FLOAT in Transformer Gallery in Washington DC.
Till June 21, 2014
Leasha Johnson, Church in Session, 2013.
Float presents the photography, sculpture and mixed media work of four dynamic emerging Jamaican artists – Deborah Anzinger, Rodell Warner, Leasho Johnson,and Marlon James. Working in collaboration with Jamaican based non-profit NLS Kingston, these works presented at Transformer redefine the physical and social boundaries assigned to them, positing a renegotiation of identity, and insistent on the recognition of the invisible but central role that “margins” play in the making of our cosmopolitan present and future.
Float curator Nicole Smythe-Johnson states: “The construct of the image has always been emphasized in parts of the world defined as the ‘Global South’ or ‘the margins’ (constructed in opposition to metropolitan centers).
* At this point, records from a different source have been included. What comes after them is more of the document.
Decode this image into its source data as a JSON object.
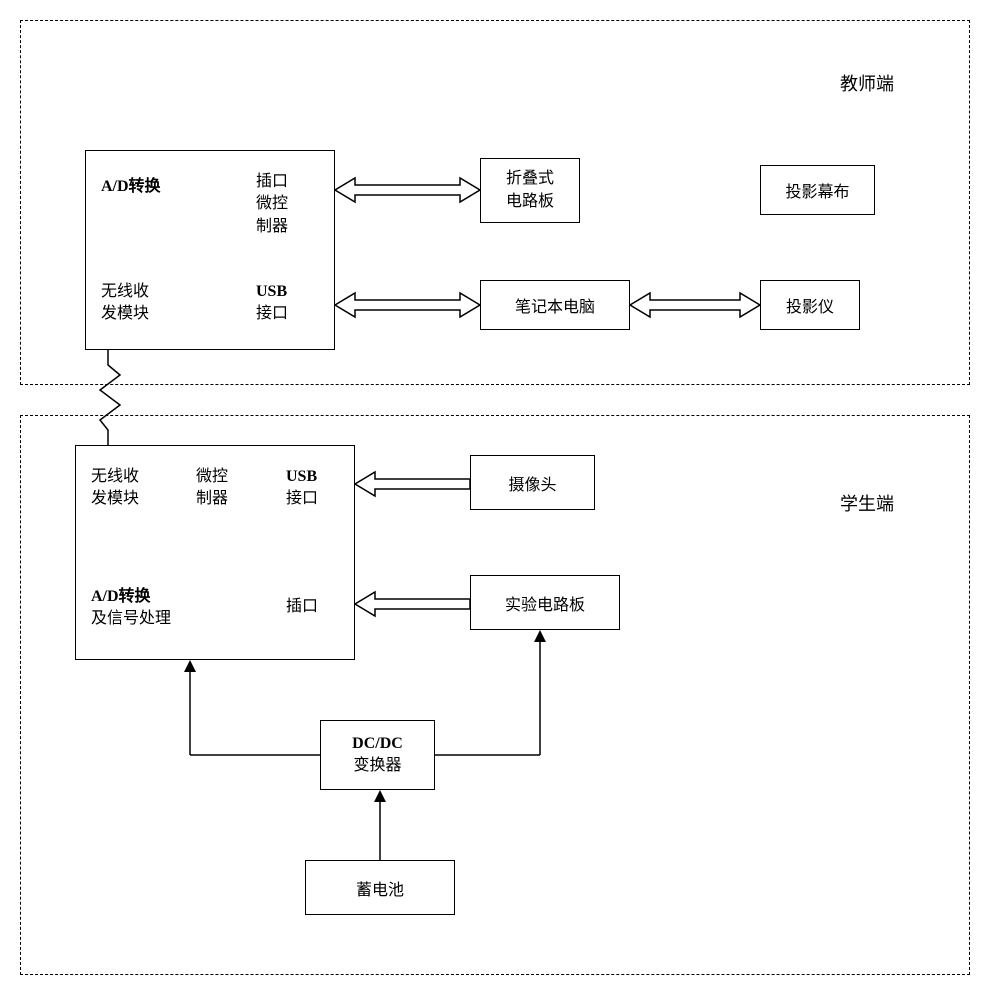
{
  "teacher": {
    "title": "教师端",
    "module": {
      "ad_conv": "A/D转换",
      "port_ctrl_l1": "插口",
      "port_ctrl_l2": "微控",
      "port_ctrl_l3": "制器",
      "wireless_l1": "无线收",
      "wireless_l2": "发模块",
      "usb_l1": "USB",
      "usb_l2": "接口"
    },
    "fold_board_l1": "折叠式",
    "fold_board_l2": "电路板",
    "laptop": "笔记本电脑",
    "screen": "投影幕布",
    "projector": "投影仪"
  },
  "student": {
    "title": "学生端",
    "module": {
      "wireless_l1": "无线收",
      "wireless_l2": "发模块",
      "ctrl_l1": "微控",
      "ctrl_l2": "制器",
      "usb_l1": "USB",
      "usb_l2": "接口",
      "ad_l1": "A/D转换",
      "ad_l2": "及信号处理",
      "port": "插口"
    },
    "camera": "摄像头",
    "exp_board": "实验电路板",
    "dcdc_l1": "DC/DC",
    "dcdc_l2": "变换器",
    "battery": "蓄电池"
  }
}
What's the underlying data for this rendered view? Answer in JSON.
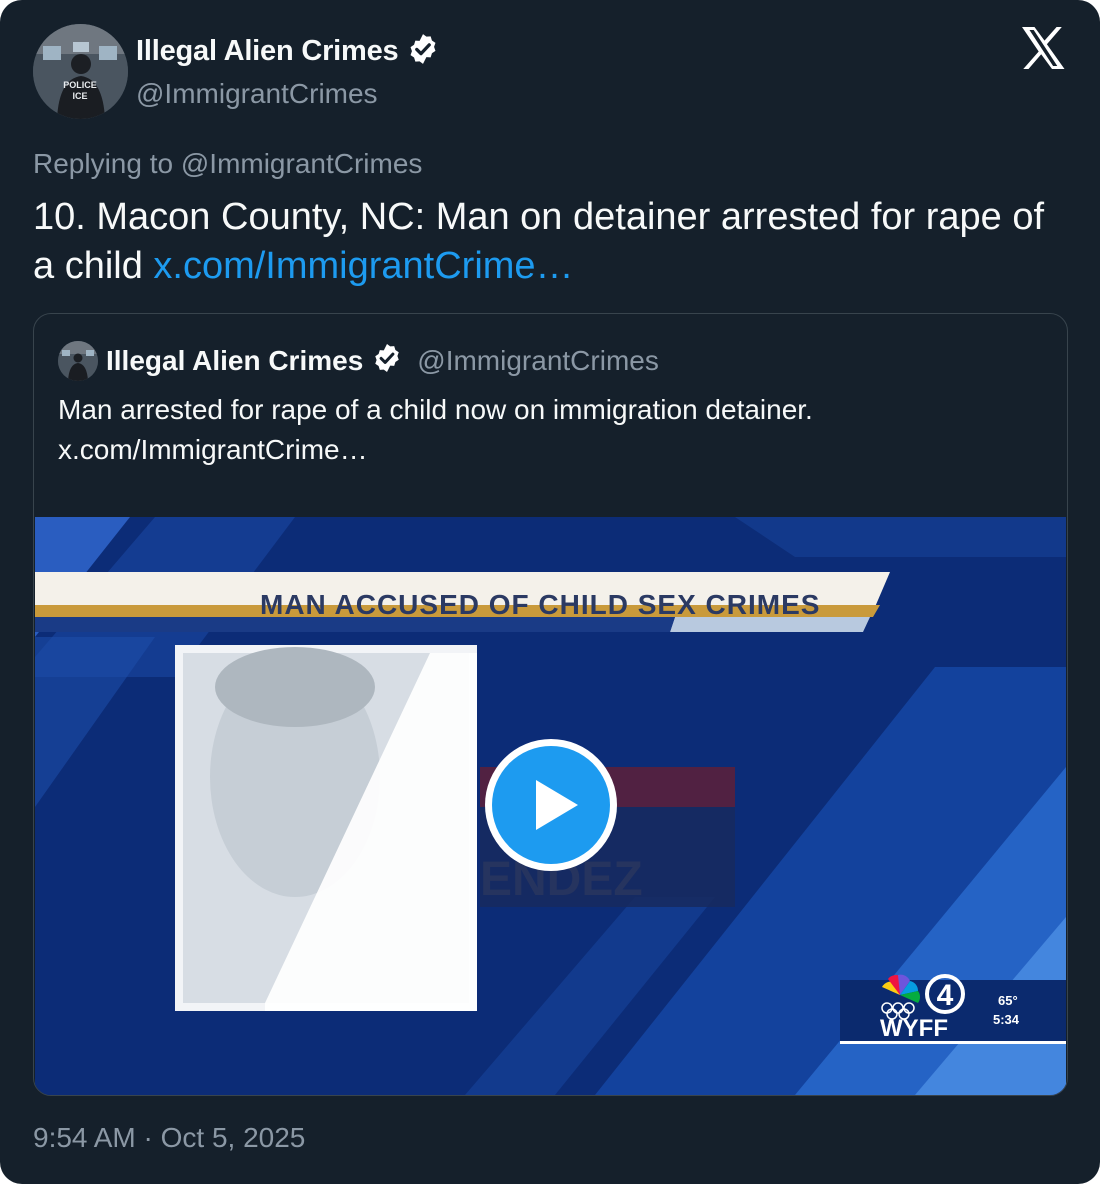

The Caribbean context is no different; with specters of happy natives, tourism and the exotic tropics portrayed in any image produced in the region. In the contemporary moment, ‘the nation’ dominates much Caribbean image making, often recognized as a post-colonial response to oppressive, externally derived constructions. This focus is shifted by the artists in Float, and further curated into a détournement in which these hegemonic conceptions of social and national identity (and the status of ‘margin’ itself) are declared compromised and inadequate. These artists propose a renegotiation of identity; untethered by the limits normally placed on the over-worked concept, and recognize the subtle yet dominant role that these ‘margins’ play in developing societal norms.”